Scenario 2: (not working) Creating the model object in the main and passing it to the workers.

(function() {
    # Create cluster.
    cluster <- parallel::makePSOCKcluster(parallel::detectCores() - 1)

    # Stop cluster.
    on.exit(parallel::stopCluster(cluster))

    # Bare minimum data.
    x <- matrix(rnorm(100), 10, 10)
    y <- runif(10)

    # The 'osqp' object.
    model <- osqp::osqp(P = crossprod(x), q = -crossprod(x, y), pars = list(verbose = FALSE))

    # Run operation.
    result <- parallel::parSapply(cluster, c(1), function(i) {
        # Calling the solver.
        return(model$Solve()$x)
    })

    # Inspect result.
    print(result)
})()

Scenario 1 works so it seems I can use osqp inside the workers. But, when instead I create that object outside and pass it to the workers (i.e., Scenario 2), it fails.
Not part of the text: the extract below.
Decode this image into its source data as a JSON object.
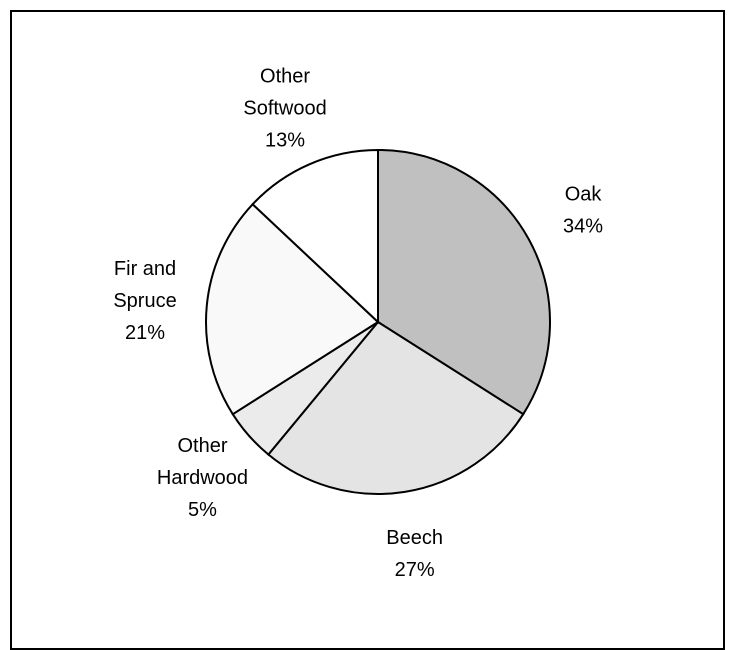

To provide a bit more context, I have no control over the model creation. I am receiving an instance created elsewhere and I am only allowed to call a few methods on that instance (e.g., $Update()).


Update 1

It does not seem to be related to the fact that R6 instances are environments. The following still works as intended.

# Create mock model class.
ModelMock <- R6::R6Class("ModelMock",
    public = list(
        Solve = function() {
            return(list(x = "Mocked model output."))
        }
    )
)

(function() {
    # Create cluster.
    cluster <- parallel::makePSOCKcluster(parallel::detectCores() - 1)

    # Stop cluster.
    on.exit(parallel::stopCluster(cluster))

    # The mocked 'osqp' object.
    model <- ModelMock$new()

    # Run operation.
    result <- parallel::parSapply(cluster, c(1), function(i) {
        # Calling the solver.
        return(model$Solve()$x)
    })

    # Inspect result.
    print(result)
})()

1 answer

  • answered 2021-06-23 10:08 Mihai

    Roland pointed out that environment(model$Solve) contains a private environment that contains an externalptr object .work:

    typeof(model$.__enclos_env__$private$.work)  ​
    # "externalptr"
    

    This pointer .work is created using compiled code, i.e., via an Rcpp export (see this export).

    It seems that this pointer is managed by compiled code and, as such, I can not use it within the workers. It is fine to call the compiled code and create this pointer from within the workers. What is not fine is to create this pointer in another process (i.e., the main process) and then pass it to the worker processes. This is probably because each worker is created as a separate R process, with its own memory space.

    Not ideal, but what might work, as Roland pointed out, is to somehow copy the data at that pointer and ensure it is passed to the workers. But this likely requires an Rcpp implementation.

    For those interested in this particular package, you may also follow this issue on GitHub.